Uma série de projetos de lei e seus defensores aguardam ansiosamente pela votação da reforma da Previdência na Câmara dos Deputados – não tanto pela necessidade da reforma em si, mas porque, enquanto ela estiver na casa, nenhum outro assunto caminhará satisfatoriamente. Entre os que esperam o momento de voltar aos holofotes estão os defensores da permissão para criação de municípios, os chamados “emancipalistas”. O PLP 137/2015 está pronto para ir a plenário, tendo já superado todas as comissões que deveriam analisá-lo.

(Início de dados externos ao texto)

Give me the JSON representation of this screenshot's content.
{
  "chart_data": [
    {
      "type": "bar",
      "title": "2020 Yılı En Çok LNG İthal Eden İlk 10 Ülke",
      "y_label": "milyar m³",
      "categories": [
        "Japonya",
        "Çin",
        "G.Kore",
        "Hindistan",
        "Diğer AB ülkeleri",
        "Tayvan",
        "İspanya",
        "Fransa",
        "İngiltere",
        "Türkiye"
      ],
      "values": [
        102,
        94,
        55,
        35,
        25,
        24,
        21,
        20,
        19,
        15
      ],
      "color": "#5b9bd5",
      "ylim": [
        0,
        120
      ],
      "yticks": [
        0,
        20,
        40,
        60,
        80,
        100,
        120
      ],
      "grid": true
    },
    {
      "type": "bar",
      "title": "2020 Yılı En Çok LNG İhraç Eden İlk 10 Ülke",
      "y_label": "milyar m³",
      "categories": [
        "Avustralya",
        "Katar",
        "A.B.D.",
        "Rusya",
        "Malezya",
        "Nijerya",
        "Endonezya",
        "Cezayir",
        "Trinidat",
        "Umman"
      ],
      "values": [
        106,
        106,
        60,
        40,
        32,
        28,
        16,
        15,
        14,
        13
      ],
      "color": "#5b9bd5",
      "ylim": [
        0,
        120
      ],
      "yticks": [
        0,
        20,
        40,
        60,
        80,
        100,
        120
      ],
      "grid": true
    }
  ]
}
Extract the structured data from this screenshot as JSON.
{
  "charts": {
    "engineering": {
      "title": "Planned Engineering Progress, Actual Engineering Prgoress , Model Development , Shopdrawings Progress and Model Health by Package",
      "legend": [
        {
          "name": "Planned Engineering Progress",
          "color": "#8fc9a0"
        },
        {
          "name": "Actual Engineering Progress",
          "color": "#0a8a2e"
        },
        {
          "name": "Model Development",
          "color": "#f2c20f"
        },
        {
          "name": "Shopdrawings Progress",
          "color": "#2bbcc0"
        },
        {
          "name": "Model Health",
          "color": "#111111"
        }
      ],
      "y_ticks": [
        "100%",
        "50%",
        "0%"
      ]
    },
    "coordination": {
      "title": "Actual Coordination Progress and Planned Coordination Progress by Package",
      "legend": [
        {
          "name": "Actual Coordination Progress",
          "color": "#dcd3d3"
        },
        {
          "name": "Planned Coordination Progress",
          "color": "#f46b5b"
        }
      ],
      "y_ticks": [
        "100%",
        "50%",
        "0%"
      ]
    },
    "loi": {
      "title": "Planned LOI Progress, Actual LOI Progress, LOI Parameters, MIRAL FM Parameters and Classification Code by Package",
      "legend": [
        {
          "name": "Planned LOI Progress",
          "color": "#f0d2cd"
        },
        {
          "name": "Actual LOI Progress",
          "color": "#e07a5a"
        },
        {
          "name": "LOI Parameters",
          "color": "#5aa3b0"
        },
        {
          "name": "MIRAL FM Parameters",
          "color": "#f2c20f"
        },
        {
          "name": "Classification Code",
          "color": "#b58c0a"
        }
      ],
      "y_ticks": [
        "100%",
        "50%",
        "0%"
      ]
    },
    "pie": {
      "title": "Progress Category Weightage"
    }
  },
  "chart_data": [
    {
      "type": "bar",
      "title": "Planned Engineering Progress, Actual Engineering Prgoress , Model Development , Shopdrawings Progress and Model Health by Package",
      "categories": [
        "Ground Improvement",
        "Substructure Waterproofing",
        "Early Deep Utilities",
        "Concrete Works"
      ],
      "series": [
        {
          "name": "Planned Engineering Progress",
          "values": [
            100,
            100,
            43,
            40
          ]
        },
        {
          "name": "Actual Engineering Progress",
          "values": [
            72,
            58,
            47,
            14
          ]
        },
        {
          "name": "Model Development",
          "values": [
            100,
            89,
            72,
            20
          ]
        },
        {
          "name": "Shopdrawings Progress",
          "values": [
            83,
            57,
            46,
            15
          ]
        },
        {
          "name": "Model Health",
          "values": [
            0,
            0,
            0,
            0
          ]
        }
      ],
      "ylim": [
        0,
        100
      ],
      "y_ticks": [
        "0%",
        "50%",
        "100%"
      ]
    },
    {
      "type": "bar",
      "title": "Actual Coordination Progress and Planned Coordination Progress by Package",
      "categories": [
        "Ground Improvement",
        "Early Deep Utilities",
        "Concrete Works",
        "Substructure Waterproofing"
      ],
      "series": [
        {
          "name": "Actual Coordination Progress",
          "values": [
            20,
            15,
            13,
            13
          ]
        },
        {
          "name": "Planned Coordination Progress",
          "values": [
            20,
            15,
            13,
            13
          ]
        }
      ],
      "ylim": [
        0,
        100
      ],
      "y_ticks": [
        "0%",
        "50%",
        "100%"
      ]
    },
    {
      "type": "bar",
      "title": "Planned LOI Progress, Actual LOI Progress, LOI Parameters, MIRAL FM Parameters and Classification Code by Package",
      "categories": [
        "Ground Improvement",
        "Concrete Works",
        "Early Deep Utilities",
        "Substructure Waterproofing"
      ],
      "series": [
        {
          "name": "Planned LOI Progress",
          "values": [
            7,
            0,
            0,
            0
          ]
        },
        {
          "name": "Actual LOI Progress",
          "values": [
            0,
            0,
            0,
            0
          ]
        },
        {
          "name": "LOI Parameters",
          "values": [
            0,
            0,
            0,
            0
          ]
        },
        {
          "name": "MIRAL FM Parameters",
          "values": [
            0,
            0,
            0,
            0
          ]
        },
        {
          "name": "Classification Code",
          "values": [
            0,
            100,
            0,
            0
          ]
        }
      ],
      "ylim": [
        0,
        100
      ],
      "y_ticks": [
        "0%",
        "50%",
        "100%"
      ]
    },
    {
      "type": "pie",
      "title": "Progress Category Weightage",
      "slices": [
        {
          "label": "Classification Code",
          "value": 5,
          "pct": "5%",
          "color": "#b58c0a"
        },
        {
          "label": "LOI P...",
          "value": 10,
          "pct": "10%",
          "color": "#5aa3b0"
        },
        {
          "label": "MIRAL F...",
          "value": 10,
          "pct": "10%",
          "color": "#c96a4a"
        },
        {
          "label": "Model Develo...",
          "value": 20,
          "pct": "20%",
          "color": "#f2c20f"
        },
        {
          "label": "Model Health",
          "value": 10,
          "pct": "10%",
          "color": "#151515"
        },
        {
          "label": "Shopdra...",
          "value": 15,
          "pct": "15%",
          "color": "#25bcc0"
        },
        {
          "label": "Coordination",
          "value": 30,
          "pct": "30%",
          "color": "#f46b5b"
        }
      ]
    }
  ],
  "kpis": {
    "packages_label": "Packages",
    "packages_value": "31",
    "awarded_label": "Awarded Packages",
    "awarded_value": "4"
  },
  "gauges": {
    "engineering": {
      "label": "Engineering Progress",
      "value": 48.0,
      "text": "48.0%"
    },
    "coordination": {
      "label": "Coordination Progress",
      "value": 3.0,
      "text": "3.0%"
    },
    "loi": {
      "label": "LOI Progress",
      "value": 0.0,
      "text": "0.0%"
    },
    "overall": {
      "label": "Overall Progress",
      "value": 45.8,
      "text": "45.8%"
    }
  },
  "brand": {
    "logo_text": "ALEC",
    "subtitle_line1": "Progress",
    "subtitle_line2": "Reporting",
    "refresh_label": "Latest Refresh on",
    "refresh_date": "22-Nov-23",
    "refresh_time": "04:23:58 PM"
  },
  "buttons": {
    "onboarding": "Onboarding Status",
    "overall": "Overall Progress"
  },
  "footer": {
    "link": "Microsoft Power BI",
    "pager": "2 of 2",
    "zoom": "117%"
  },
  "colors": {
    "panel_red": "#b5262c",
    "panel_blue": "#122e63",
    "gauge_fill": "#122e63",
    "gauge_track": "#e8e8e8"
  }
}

O projeto devolve aos estados a prerrogativa de criar municípios, desde que com alguns critérios. Há exigências mínimas de população, que varia de acordo com a região do país; a população da área que pretende se emancipar tem de aprovar o desmembramento em plebiscito, bem como os moradores do município que perderá território; e, o mais importante, exige-se um estudo que comprove a viabilidade econômica dos municípios envolvidos no processo – tanto para o que se emancipa quanto para o que sofrerá o desmembramento. Ocorre que a aprovação deste estudo, no fim das contas, não será técnica, mas política, cabendo à respectiva Assembleia Legislativa, onde não raro haverá deputados interessadíssimos na emancipação de municípios que podem servir de base eleitoral.

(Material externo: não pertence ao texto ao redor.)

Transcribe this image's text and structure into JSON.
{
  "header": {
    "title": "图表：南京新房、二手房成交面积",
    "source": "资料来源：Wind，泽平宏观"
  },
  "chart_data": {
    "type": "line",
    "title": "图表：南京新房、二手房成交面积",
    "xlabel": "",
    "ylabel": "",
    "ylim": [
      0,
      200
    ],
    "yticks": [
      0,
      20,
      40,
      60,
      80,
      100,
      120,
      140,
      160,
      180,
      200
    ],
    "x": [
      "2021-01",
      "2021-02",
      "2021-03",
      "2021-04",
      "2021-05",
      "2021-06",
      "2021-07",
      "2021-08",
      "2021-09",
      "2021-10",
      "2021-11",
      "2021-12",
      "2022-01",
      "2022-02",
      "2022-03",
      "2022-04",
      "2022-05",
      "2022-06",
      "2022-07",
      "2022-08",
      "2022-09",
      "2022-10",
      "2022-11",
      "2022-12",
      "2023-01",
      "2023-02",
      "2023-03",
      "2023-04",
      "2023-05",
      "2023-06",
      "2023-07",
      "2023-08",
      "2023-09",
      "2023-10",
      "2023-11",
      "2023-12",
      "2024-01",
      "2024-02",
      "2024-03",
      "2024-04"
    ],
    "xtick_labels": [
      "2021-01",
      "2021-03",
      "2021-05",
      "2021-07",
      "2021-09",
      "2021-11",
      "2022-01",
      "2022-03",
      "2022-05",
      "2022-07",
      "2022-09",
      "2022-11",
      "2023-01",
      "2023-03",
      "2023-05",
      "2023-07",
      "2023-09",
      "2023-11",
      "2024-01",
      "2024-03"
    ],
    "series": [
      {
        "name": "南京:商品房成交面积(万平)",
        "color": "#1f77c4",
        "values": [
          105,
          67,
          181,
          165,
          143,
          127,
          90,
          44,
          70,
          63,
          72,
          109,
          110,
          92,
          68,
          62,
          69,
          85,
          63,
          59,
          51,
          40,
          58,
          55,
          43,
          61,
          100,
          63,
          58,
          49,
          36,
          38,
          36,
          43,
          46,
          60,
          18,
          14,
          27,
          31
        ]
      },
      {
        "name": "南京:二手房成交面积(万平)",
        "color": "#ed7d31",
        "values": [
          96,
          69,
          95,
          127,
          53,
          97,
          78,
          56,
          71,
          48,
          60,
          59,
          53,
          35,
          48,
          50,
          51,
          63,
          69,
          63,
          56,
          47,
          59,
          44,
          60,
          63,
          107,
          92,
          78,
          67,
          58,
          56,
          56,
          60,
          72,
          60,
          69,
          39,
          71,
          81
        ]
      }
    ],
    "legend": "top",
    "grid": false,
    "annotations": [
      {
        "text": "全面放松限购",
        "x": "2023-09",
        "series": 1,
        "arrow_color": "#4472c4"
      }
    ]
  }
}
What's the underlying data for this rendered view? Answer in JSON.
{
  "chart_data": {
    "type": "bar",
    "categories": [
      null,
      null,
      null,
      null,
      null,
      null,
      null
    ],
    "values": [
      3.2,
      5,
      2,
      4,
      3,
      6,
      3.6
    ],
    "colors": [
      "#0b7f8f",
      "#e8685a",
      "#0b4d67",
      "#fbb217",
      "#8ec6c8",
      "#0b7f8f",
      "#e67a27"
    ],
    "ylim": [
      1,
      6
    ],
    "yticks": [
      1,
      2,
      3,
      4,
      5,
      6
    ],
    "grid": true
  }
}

Hoje, é mais importante pensar na fusão que no desmembramento de municípios
De fato, existe uma lacuna na legislação a respeito da criação de municípios. Isso porque uma emenda constitucional teve de ser aprovada em 1996 para colocar fim a uma farra de emancipações sem critério iniciada logo após a promulgação da Constituição de 1988. Naqueles oito anos, em que bastava uma decisão do governo estadual para um desmembramento, o número de municípios no país subiu quase 30%. Muitos deles foram criados por pura conveniência política, sendo economicamente inviáveis, dependendo sempre dos Fundos de Participação para conseguir fechar suas contas. Estudo da Federação das Indústrias do Estado do Rio de Janeiro (Firjan) publicado em 2018 mostrou que 1.872 municípios em todo o país – ou seja, um terço do total – não geram arrecadação suficiente nem mesmo para pagar os salários de prefeito, secretários e vereadores. Em janeiro de 2017, o Tribunal de Contas do Estado (TCE) paranaense já havia comprovado, em outro estudo, a inviabilidade econômica de 96 dos 399 municípios do estado.
Assim, se por um lado é preciso haver regulamentação, por outro é preciso analisar a razoabilidade e o impacto das regras propostas. Governos anteriores e parlamentares estimam que, pelos critérios do PLP 137, o país poderia ganhar cerca de 400 novos municípios. Multiplique-se este número pelo número de novos cargos administrativos em todos os escalões – prefeitos, vice-prefeitos, secretários, vereadores, assessores e assim por diante – para se ter uma ideia do custo financeiro que o projeto traria.
Falando à Gazeta do Povo, a deputada federal Flávia Moraes (PDT-GO), defensora do projeto, afirmou que não haveria despesa adicional aos cofres públicos porque se trataria apenas de “outros agentes” que dividiriam a mesma verba já existente: “O projeto não vai aumentar o valor que é destinado para os municípios, na verdade se vai dividir o bolo. O município que vai ser criado vem de outro município, e a receita daquele município vem do anterior, então vai ter um compartilhamento”. Ora, é exatamente esta a questão. Se a arrecadação não aumenta e agora há dois municípios dividindo o mesmo valor que antes custeava apenas um, isso significa que aumentará a parte desse dinheiro destinada ao pagamento de salários de políticos e assessores, diminuindo o valor investido pelo poder público nos serviços essenciais oferecidos à população.
Os emancipalistas ainda contam com o discurso do governo federal no sentido de uma revisão do pacto federativo e da redistribuição do bolo tributário, do qual os municípios ficam hoje com a menor parte. Plataformas meritórias, sem dúvida. Mas esse redirecionamento dos recursos para as esferas subnacionais de governo – estados e municípios –, se e quando vier, não tem a finalidade de sustentar elites políticas locais, e sim de permitir que o poder público possa oferecer com qualidade e eficiência os serviços que são de sua responsabilidade, como saúde, educação e segurança pública.
Por certo há casos em que a emancipação se justifica, especialmente quando um bairro ou distrito gera arrecadação substancial, mas não recebe atenção equivalente em termos de serviços. Mas o PLP 137, da forma como está redigido, ainda faz da criação de municípios uma questão de interesse mais político que técnico ou econômico. Hoje, é mais importante pensar na fusão que no desmembramento de municípios; justiça seja feita, essa possibilidade também é contemplada no PLP 137, mas o simples fato de seus principais defensores estarem mais interessados em novos municípios que em unir os já existentes mostra qual dos instrumentos acabará sendo mais usado e qual acabará desprezado.